Schlittler (2-3, 3.24 ERA), making his 10th career start, allowed four runs, five hits, two walks and a hit batsman, striking out two. He threw 66 pitches, one more than Gausman needed to get through six innings.
“It’s frustrating,” he said. “The biggest thing is we’re playing a division rival, and you can’t go 1.2 innings.”
Gausman (9-10, 3.63) struck out five and walked one in his 105-pitch effort.
The Yankees (78-63) trail Toronto (82-59) by four games, though it effectively is five because the latter owns an 8-3 lead in the season series and has the tiebreaker. The Yankees, who are 5-16 against the Blue Jays and Red Sox, remained a half-game ahead of Boston for the first wild card.
Aaron Judge, limited to serving as the designated hitter for the past month because of a flexor strain in his right elbow, returned to rightfield for the first time since July 25. It was not a particularly sharp defensive game for Judge, who cost the Yankees a run in the first inning with his indecision — or physical inability to throw home — and watched Bo Bichette’s fifth-inning fly ball fall between him and Jazz Chisholm Jr. for a single.

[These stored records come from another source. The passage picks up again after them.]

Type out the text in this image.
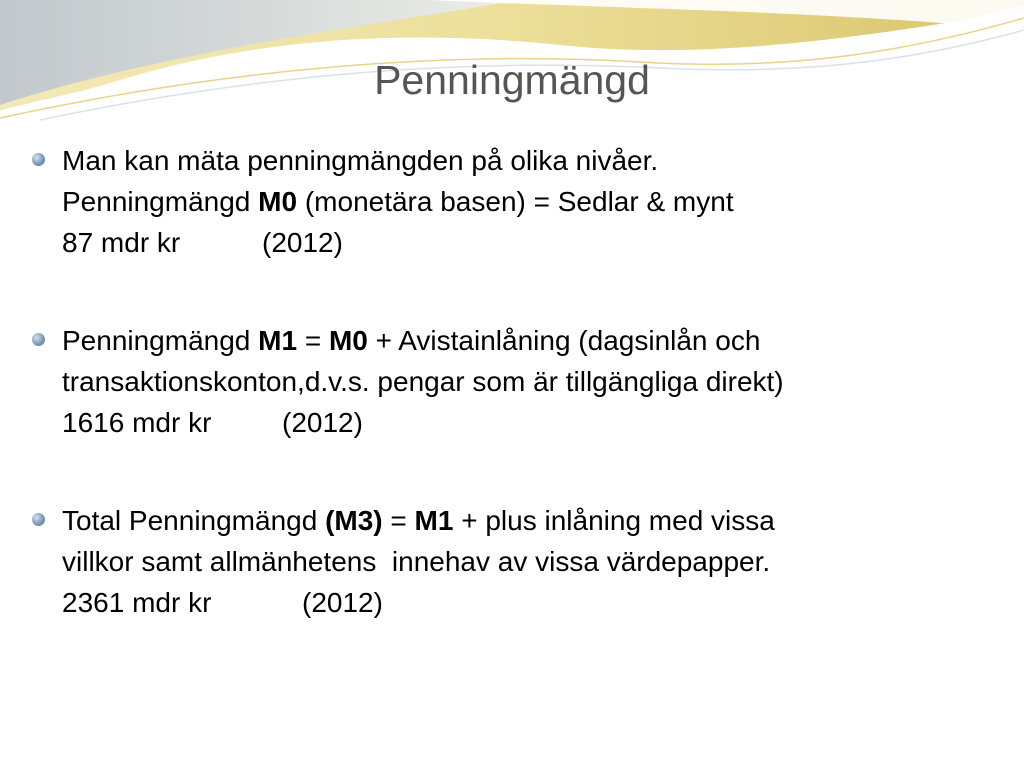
Penningmängd
Man kan mäta penningmängden på olika nivåer.
Penningmängd M0 (monetära basen) = Sedlar & mynt
87 mdr kr	(2012)
Penningmängd M1 = M0 + Avistainlåning (dagsinlån och
transaktionskonton,d.v.s. pengar som är tillgängliga direkt)
1616 mdr kr	(2012)
Total Penningmängd (M3) = M1 + plus inlåning med vissa
villkor samt allmänhetens  innehav av vissa värdepapper.
2361 mdr kr	(2012)
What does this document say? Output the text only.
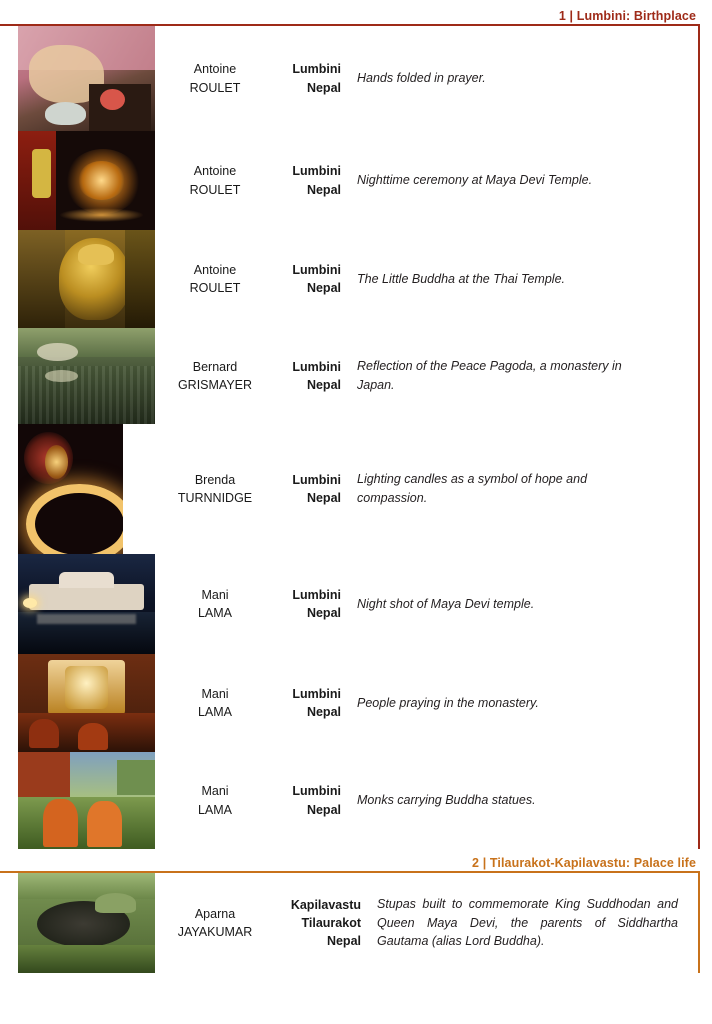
1 | Lumbini: Birthplace
Antoine
ROULET
Lumbini
Nepal
Hands folded in prayer.
Antoine
ROULET
Lumbini
Nepal
Nighttime ceremony at Maya Devi Temple.
Antoine
ROULET
Lumbini
Nepal
The Little Buddha at the Thai Temple.
Bernard
GRISMAYER
Lumbini
Nepal
Reflection of the Peace Pagoda, a monastery in Japan.
Brenda
TURNNIDGE
Lumbini
Nepal
Lighting candles as a symbol of hope and compassion.
Mani
LAMA
Lumbini
Nepal
Night shot of Maya Devi temple.
Mani
LAMA
Lumbini
Nepal
People praying in the monastery.
Mani
LAMA
Lumbini
Nepal
Monks carrying Buddha statues.
2 | Tilaurakot-Kapilavastu: Palace life
Aparna
JAYAKUMAR
Kapilavastu
Tilaurakot
Nepal
Stupas built to commemorate King Suddhodan and Queen Maya Devi, the parents of Siddhartha Gautama (alias Lord Buddha).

With the bases loaded, two outs and Toronto leading 1-0 in the first, Nathan Lukes lined a single to right. A healthy Judge seemingly would have thrown out Daulton Varsho, who was on second and had just started to round third by the time Judge began his throwing motion, but he softly flipped it to Chisholm as Varsho scooted home to extend Toronto’s lead to 3-0.

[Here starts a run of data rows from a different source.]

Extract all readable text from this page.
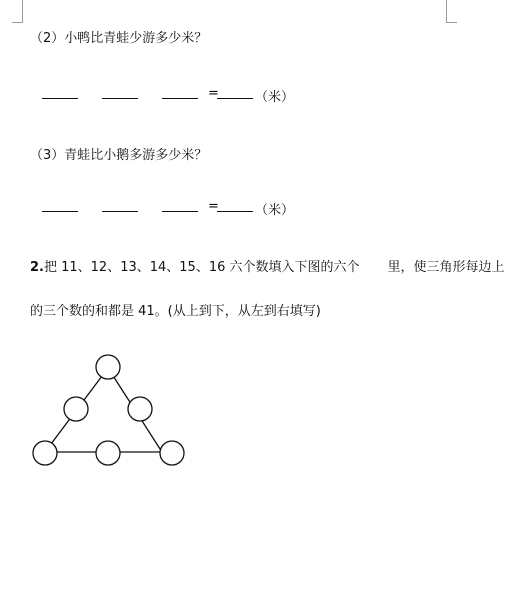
（2）小鸭比青蛙少游多少米？
=	（米）
（3）青蛙比小鹅多游多少米？
=	（米）
2.把 11、12、13、14、15、16 六个数填入下图的六个 里，使三角形每边上
的三个数的和都是 41。(从上到下，从左到右填写)
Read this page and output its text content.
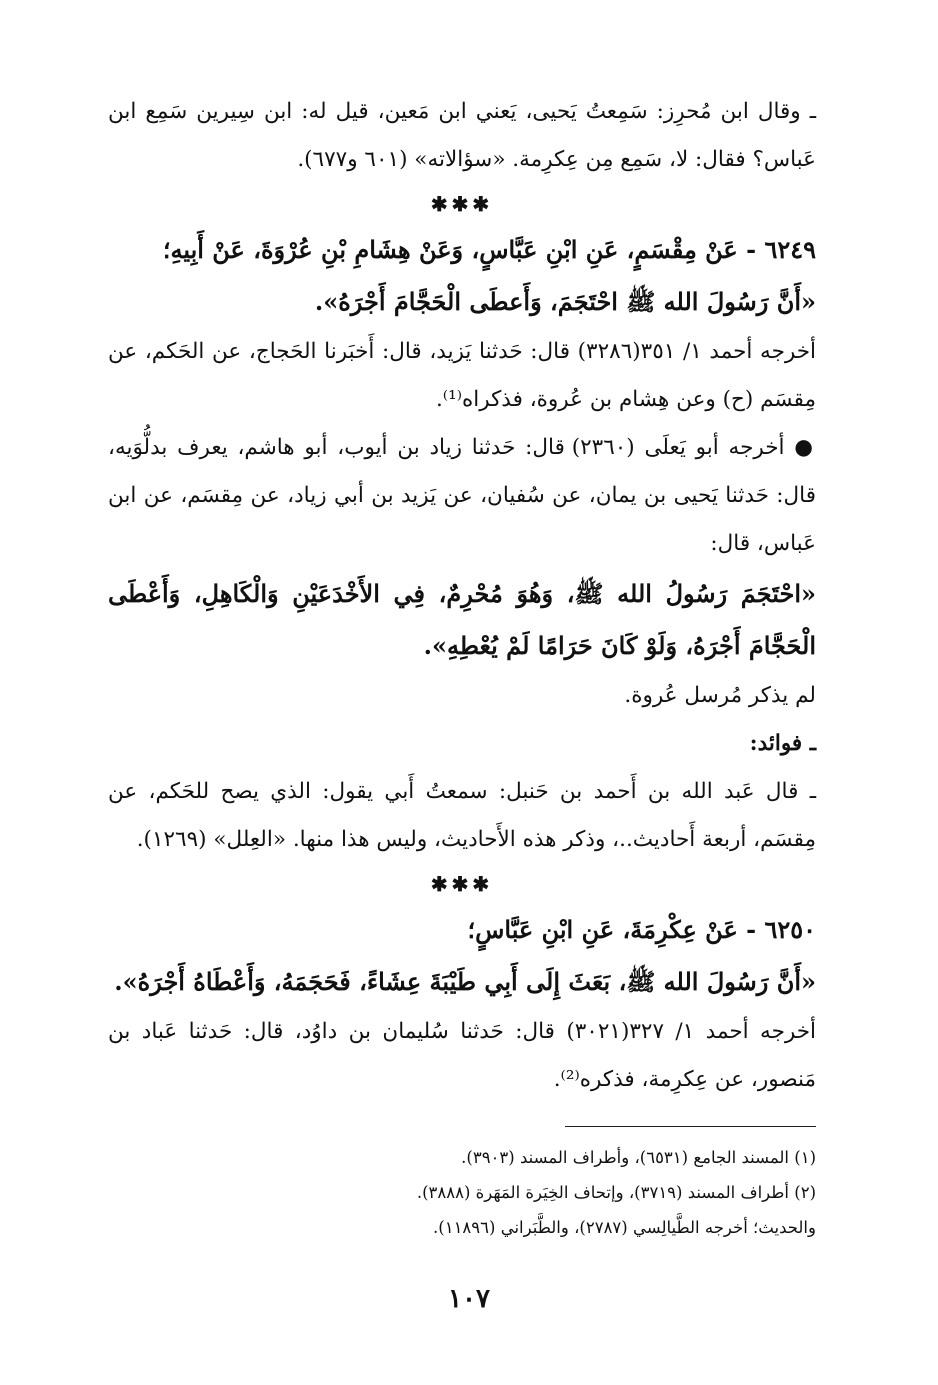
ـ وقال ابن مُحرِز: سَمِعتُ يَحيى، يَعني ابن مَعين، قيل له: ابن سِيرين سَمِع ابن عَباس؟ فقال: لا، سَمِع مِن عِكرِمة. «سؤالاته» (٦٠١ و٦٧٧).

✱✱✱

٦٢٤٩ - عَنْ مِقْسَمٍ، عَنِ ابْنِ عَبَّاسٍ، وَعَنْ هِشَامِ بْنِ عُرْوَةَ، عَنْ أَبِيهِ؛

«أَنَّ رَسُولَ الله ﷺ احْتَجَمَ، وَأَعطَى الْحَجَّامَ أَجْرَهُ».

أخرجه أحمد ١/ ٣٥١(٣٢٨٦) قال: حَدثنا يَزيد، قال: أَخبَرنا الحَجاج، عن الحَكم، عن مِقسَم (ح) وعن هِشام بن عُروة، فذكراه⁽¹⁾.

● أخرجه أبو يَعلَى (٢٣٦٠) قال: حَدثنا زياد بن أيوب، أبو هاشم، يعرف بدلُّوَيه، قال: حَدثنا يَحيى بن يمان، عن سُفيان، عن يَزيد بن أبي زياد، عن مِقسَم، عن ابن عَباس، قال:

«احْتَجَمَ رَسُولُ الله ﷺ، وَهُوَ مُحْرِمٌ، فِي الأَخْدَعَيْنِ وَالْكَاهِلِ، وَأَعْطَى الْحَجَّامَ أَجْرَهُ، وَلَوْ كَانَ حَرَامًا لَمْ يُعْطِهِ».

لم يذكر مُرسل عُروة.

ـ فوائد:

ـ قال عَبد الله بن أَحمد بن حَنبل: سمعتُ أَبي يقول: الذي يصح للحَكم، عن مِقسَم، أربعة أَحاديث..، وذكر هذه الأَحاديث، وليس هذا منها. «العِلل» (١٢٦٩).

✱✱✱

٦٢٥٠ - عَنْ عِكْرِمَةَ، عَنِ ابْنِ عَبَّاسٍ؛

«أَنَّ رَسُولَ الله ﷺ، بَعَثَ إِلَى أَبِي طَيْبَةَ عِشَاءً، فَحَجَمَهُ، وَأَعْطَاهُ أَجْرَهُ».

أخرجه أحمد ١/ ٣٢٧(٣٠٢١) قال: حَدثنا سُليمان بن داوُد، قال: حَدثنا عَباد بن مَنصور، عن عِكرِمة، فذكره⁽²⁾.

(١) المسند الجامع (٦٥٣١)، وأطراف المسند (٣٩٠٣).

(٢) أطراف المسند (٣٧١٩)، وإتحاف الخِيَرة المَهَرة (٣٨٨٨).

والحديث؛ أخرجه الطَّيالِسي (٢٧٨٧)، والطَّبَراني (١١٨٩٦).

١٠٧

“I wouldn’t be in the outfield if I wasn’t able to make that throw,” Judge said.
But he did not.
“My first thought was to get it in to Jazz, get it in to whoever, just for them to make that throw,” he said. “Because my first thought was trying to make the play, and it just kind of died before it got to me. So my next thought is, hey, try to get it in as soon as you can and see what happens.”

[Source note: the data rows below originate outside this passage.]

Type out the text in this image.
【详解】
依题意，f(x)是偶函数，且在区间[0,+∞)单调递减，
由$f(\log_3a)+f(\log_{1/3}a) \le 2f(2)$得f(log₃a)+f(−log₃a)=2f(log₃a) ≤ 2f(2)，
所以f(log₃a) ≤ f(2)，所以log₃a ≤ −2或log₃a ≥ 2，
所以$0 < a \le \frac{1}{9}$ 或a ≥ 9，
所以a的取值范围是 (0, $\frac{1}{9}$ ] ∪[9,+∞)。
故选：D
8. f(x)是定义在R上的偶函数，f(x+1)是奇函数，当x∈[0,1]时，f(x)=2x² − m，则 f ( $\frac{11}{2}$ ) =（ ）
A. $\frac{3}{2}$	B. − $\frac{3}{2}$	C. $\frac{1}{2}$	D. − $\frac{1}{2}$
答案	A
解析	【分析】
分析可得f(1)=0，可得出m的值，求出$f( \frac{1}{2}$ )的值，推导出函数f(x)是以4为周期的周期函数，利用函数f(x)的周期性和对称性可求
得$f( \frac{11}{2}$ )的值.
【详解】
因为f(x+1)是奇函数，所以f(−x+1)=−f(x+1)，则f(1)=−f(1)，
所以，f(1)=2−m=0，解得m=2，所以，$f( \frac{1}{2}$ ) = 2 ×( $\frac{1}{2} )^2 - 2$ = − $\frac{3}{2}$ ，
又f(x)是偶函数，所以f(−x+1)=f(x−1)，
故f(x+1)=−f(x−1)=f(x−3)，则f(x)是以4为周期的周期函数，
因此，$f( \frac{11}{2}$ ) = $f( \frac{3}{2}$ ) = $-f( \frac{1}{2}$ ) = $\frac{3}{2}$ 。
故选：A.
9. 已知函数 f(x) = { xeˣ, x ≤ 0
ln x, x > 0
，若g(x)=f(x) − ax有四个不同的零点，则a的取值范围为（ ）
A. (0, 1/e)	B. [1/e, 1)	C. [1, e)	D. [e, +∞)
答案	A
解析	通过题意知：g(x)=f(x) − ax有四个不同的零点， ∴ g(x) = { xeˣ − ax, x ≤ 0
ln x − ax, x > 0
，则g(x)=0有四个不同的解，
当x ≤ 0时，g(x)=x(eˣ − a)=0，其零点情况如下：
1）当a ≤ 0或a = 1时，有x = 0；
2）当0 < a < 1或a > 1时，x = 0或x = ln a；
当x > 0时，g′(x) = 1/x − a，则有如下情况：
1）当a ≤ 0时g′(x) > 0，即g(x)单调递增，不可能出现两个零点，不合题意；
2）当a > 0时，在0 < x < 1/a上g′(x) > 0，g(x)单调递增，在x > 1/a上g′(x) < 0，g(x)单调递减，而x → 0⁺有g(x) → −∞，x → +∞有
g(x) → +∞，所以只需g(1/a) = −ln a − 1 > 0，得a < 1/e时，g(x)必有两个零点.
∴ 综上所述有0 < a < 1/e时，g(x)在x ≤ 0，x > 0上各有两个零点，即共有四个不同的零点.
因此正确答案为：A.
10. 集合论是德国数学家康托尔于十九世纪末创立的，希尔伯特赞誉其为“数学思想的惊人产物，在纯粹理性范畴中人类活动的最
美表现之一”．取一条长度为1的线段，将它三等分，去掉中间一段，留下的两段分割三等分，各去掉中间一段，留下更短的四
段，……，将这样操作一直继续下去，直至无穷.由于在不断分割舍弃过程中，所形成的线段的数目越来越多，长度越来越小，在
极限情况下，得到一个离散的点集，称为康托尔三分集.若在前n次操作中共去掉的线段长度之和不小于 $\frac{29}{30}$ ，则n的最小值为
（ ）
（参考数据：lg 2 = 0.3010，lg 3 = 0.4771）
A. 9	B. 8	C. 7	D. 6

The Blue Jays made Schlittler work as he threw 40 first-inning pitches and had a total of 24 pitches fouled off. He exited with men on first and third in the second, and Ryan Yarbrough struck out Varsho to escape the inning.
Yarbrough, who missed all of July and August with a right oblique strain, delivered a solid outing in his first appearance since June 18. He allowed one run — a fifth-inning solo shot by Vladimir Guerrero Jr. that extended Toronto’s lead to 5-1 — and three hits in 5 1⁄3 innings.
Schlittler appeared to be in a groove after striking out the first two batters he faced. Not quite. Guerrero singled and scored on Bichette’s broken-bat double. Varsho singled and Alejandro Kirk walked to load the bases ahead of Lukes’ two-run single and Judge’s defensive adventure.
“He’s in position to make the throw,” Boone said. “We’re handling it how we handle it.”
Schlittler loaded the bases with one out in the second. Bichette, the last batter he faced, made it 4-0 with a sacrifice fly.
Stanton’s homer, a 112.7-mph, 418-foot laser that hit the back of the Toronto bullpen, cut the Yankees’ deficit to 4-1 in the bottom of the second. It was his 19th of the season, all in his last 47 games, and ninth in his last 19 games.
Judge led off the seventh with a single and Stanton singled with one out — the Yankees’ second and third hits — but Gausman struck out Chisholm and got Paul Goldschmidt to fly out.
Ernie Clement and Varsho added RBI doubles, Clement in the eighth off Mark Leiter Jr. and Varsho in the ninth off Camilo Doval.
“We got to play better,” Judge said. “Can’t give them extra outs. You got to make pitches when we can, and you got to come up with some clutch hitting. It’s just kind of the whole thing.”